La existencia del eterno ahora es a veces negada ale­gando que un orden temporal no puede coexistir con otro orden no temporal, y que es imposible que una sustancia cambiante se una a una sustancia que no cambia. Es obvio que esta objeción sería válida si el orden no tempo­ral fuera de naturaleza mecánica, o si la sustancia incambiante poseyera cualidades espaciales y materiales. Pero, según la Filosofía Perenne, el eterno ahora es una conciencia; la Base divina es espíritu; el ser de Brahm es chit o conocimiento. Que un mundo temporal sea conoci­do y, al ser conocido, sustentado y perpetuamente creado por una conciencia eterna, es una idea que no contiene nada que se contradiga.

Finalmente llegamos a los argumentos dirigidos con­tra los que afirmaron que la eterna Base pueda ser conocida unitivamente por mentes humanas. Esta ale­gación es considerada absurda porque envuelve el aser­to: "ora soy eterno, ora soy en el tiempo". Pero esta afirmación es absurda solamente si el hombre es un ser de doble naturaleza, capaz de vivir en un solo plano. Pero si, como han mantenido siempre los expositores de la Filosofía Perenne, el hombre no es sólo cuerpo y psique, sino también espíritu, y si puede, a voluntad, vivir sea en el plano meramente humano o en armonía, y aun en unión, con la divina Base de su ser, entonces la afirmación es perfectamente sensata. El cuerpo es siem­pre temporal, el espíritu es siempre eterno, y la psique es una criatura anfibia obligada por las leyes de la existen­cia del hombre a asociarse hasta cierto punto con su cuerpo, pero capaz, si lo desea, de experimentar su espíritu e identificarse con él y, mediante su espíritu, con la Base divina. El espíritu continúa siempre como eter­namente es; pero el hombre está constituido de tal modo que su psique no puede estar siempre identificada con el espíritu.
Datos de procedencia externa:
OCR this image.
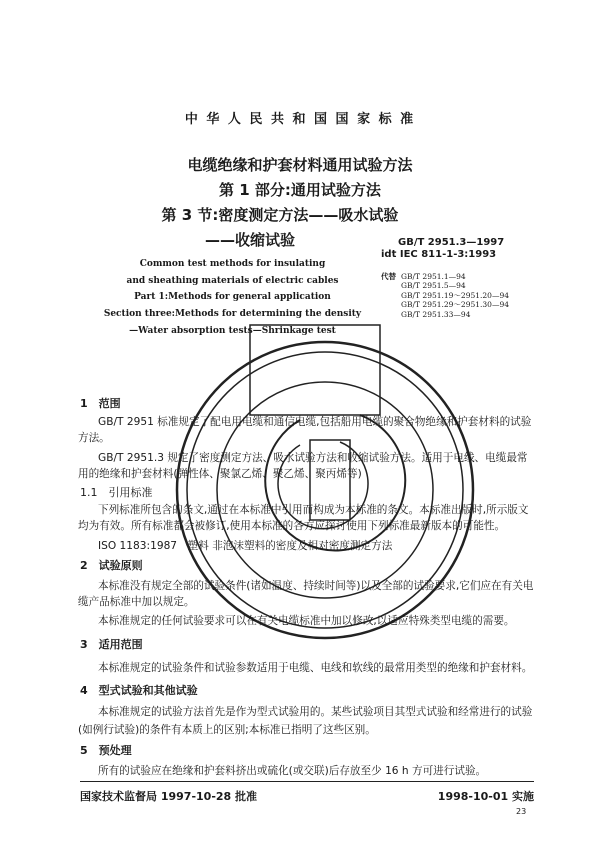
中 华 人 民 共 和 国 国 家 标 准
电缆绝缘和护套材料通用试验方法
第 1 部分:通用试验方法
第 3 节:密度测定方法——吸水试验
——收缩试验	GB/T 2951.3—1997
idt IEC 811-1-3:1993
代替 GB/T 2951.1—94
GB/T 2951.5—94
GB/T 2951.19～2951.20—94
GB/T 2951.29～2951.30—94
GB/T 2951.33—94
Common test methods for insulating
and sheathing materials of electric cables
Part 1:Methods for general application
Section three:Methods for determining the density
—Water absorption tests—Shrinkage test
1　范围
GB/T 2951 标准规定了配电用电缆和通信电缆,包括船用电缆的聚合物绝缘和护套材料的试验方法。
GB/T 2951.3 规定了密度测定方法、吸水试验方法和收缩试验方法。适用于电线、电缆最常用的绝缘和护套材料(弹性体、聚氯乙烯、聚乙烯、聚丙烯等)
1.1　引用标准
下列标准所包含的条文,通过在本标准中引用而构成为本标准的条文。本标准出版时,所示版文均为有效。所有标准都会被修订,使用本标准的各方应探讨使用下列标准最新版本的可能性。
ISO 1183:1987　塑料 非泡沫塑料的密度及相对密度测定方法
2　试验原则
本标准没有规定全部的试验条件(诸如温度、持续时间等)以及全部的试验要求,它们应在有关电缆产品标准中加以规定。
本标准规定的任何试验要求可以在有关电缆标准中加以修改,以适应特殊类型电缆的需要。
3　适用范围
本标准规定的试验条件和试验参数适用于电缆、电线和软线的最常用类型的绝缘和护套材料。
4　型式试验和其他试验
本标准规定的试验方法首先是作为型式试验用的。某些试验项目其型式试验和经常进行的试验(如例行试验)的条件有本质上的区别;本标准已指明了这些区别。
5　预处理
所有的试验应在绝缘和护套料挤出或硫化(或交联)后存放至少 16 h 方可进行试验。
国家技术监督局 1997-10-28 批准	1998-10-01 实施
23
En la afirmación: "Ora soy eterno, ora soy en el tiempo", el sujeto es la psique, que pasa del tiempo a la eternidad cuando se identifica con el espíritu y vuelve de la eternidad al tiempo, sea voluntariamente o por nece­sidad involuntaria, cuando quiere identificarse con el cuerpo o es obligada a ello.

"El sufí —dice Jalal-uddin Rumi— es hijo del presen­te." El progreso espiritual es un avance en espiral. Partimos como niños, en la eternidad animal de la vida en el momento, sin ansiedad por el futuro ni pesar por el pasado; crecemos hasta la condición específicamen­te humana de los que miran adelante y atrás, de los que viven en gran parte, no en el presente, sino en recuerdo y espera, no espontáneamente, sino con nor­ma y prudencia, con arrepentimiento, temor y esperan­za; y podemos continuar, si lo deseamos, subiendo y avanzando, en magnífica vuelta, hasta un punto corres­pondiente a nuestro punto de partida en la animalidad, pero inconmensurablemente más alto. Una vez más la vida es vivida en el momento; la vida, ahora, no de una criatura infrahumana, sino de un ser en el que la cari­dad ha eliminado el temor, la visión ha reemplazado la esperanza, la abnegación ha terminado con el egoísmo positivo de la reminiscencia halagüeña y el egoísmo negativo del remordimiento. El momento presente es la única abertura por la que el alma puede pasar del tiempo a la eternidad, por la que la gracia puede pasar de la eternidad al alma, y por la que la caridad puede pasar de un alma en el tiempo a otra alma en el tiempo. Por eso el sufí y, con él, cualquier otro expositor practi­cante de la Filosofía Perenne, es o procura ser hijo del presente.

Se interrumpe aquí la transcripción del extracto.